ーー女だったのか。しかも成人してるとは……


 バンブロックが地面を見ると、硬貨が散らばっていた。ププが投げ付けたのは、今日の分のファイトマネーだった。


 バンブロックはしゃがみ込み、寂しそうにそれを拾う。

 その金額はわずか150ガジャ、エール3杯分だった。

 バンブロックはつぶやく。


「少な……でも商人が来るのは月に一度。それまでにはそこそこ貯まるか」


 バンブロックは金を腰布の中に仕舞い、立ち上がったところで気が付いた。

 広場で鍛錬中の剣闘士らが、こちらを見ていた事に。ププとのやり取りを見られていたらしい。

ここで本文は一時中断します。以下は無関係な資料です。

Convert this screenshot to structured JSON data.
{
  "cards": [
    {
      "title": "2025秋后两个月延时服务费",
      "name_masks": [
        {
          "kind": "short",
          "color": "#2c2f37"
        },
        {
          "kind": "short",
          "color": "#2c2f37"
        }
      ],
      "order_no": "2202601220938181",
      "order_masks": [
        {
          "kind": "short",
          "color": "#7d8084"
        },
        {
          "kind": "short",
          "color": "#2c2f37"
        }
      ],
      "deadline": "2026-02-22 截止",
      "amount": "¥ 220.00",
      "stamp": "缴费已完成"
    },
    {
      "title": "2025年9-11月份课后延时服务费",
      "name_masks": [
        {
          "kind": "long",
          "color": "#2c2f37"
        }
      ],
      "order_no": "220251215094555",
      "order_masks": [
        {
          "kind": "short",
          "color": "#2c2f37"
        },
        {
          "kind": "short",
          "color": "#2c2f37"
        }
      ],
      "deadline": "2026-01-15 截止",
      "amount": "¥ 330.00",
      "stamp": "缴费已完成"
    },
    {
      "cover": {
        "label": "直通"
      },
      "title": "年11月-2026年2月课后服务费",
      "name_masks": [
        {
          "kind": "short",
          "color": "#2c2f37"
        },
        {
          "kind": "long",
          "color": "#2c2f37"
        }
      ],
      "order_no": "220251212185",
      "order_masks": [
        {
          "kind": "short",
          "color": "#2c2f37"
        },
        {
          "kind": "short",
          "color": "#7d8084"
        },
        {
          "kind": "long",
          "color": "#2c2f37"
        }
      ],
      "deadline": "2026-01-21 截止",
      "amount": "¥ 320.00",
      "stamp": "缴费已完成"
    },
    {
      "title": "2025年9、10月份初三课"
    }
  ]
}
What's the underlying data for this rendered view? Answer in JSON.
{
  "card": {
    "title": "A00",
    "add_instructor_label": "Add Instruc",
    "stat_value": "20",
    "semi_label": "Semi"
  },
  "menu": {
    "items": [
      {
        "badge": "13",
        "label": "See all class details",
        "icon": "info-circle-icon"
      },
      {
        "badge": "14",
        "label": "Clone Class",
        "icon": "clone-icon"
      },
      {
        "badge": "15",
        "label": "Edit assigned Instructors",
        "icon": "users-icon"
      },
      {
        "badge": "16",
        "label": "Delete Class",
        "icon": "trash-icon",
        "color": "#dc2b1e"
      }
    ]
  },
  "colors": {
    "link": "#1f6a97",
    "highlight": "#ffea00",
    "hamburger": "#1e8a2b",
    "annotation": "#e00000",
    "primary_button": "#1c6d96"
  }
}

 バンブロックは咳払いをした後、何事も無かった様に木剣を手にすると、まとの人形を叩き始めた。

 そこでやっと皆からの視線が散った。

 

 しかしその翌日からウマッハ養成所の剣闘士達の間では、バンブロックの呼び名が広まる事になる。

 その呼び名とは……




ーー“幼女の専門家”ーー




 北方語を喋れないバンブロックだけは、その事を知らない。

 さらに言えば、知らない方が良い。


 そして翌日の朝、バンブロックを見るなり笑う者が出てきた。

 その理由をププに聞いてみるバンブロックだったが、「知りません」の一点張り。


 不思議に思うまま、バンブロックはコロシアムへ連れて行かれた。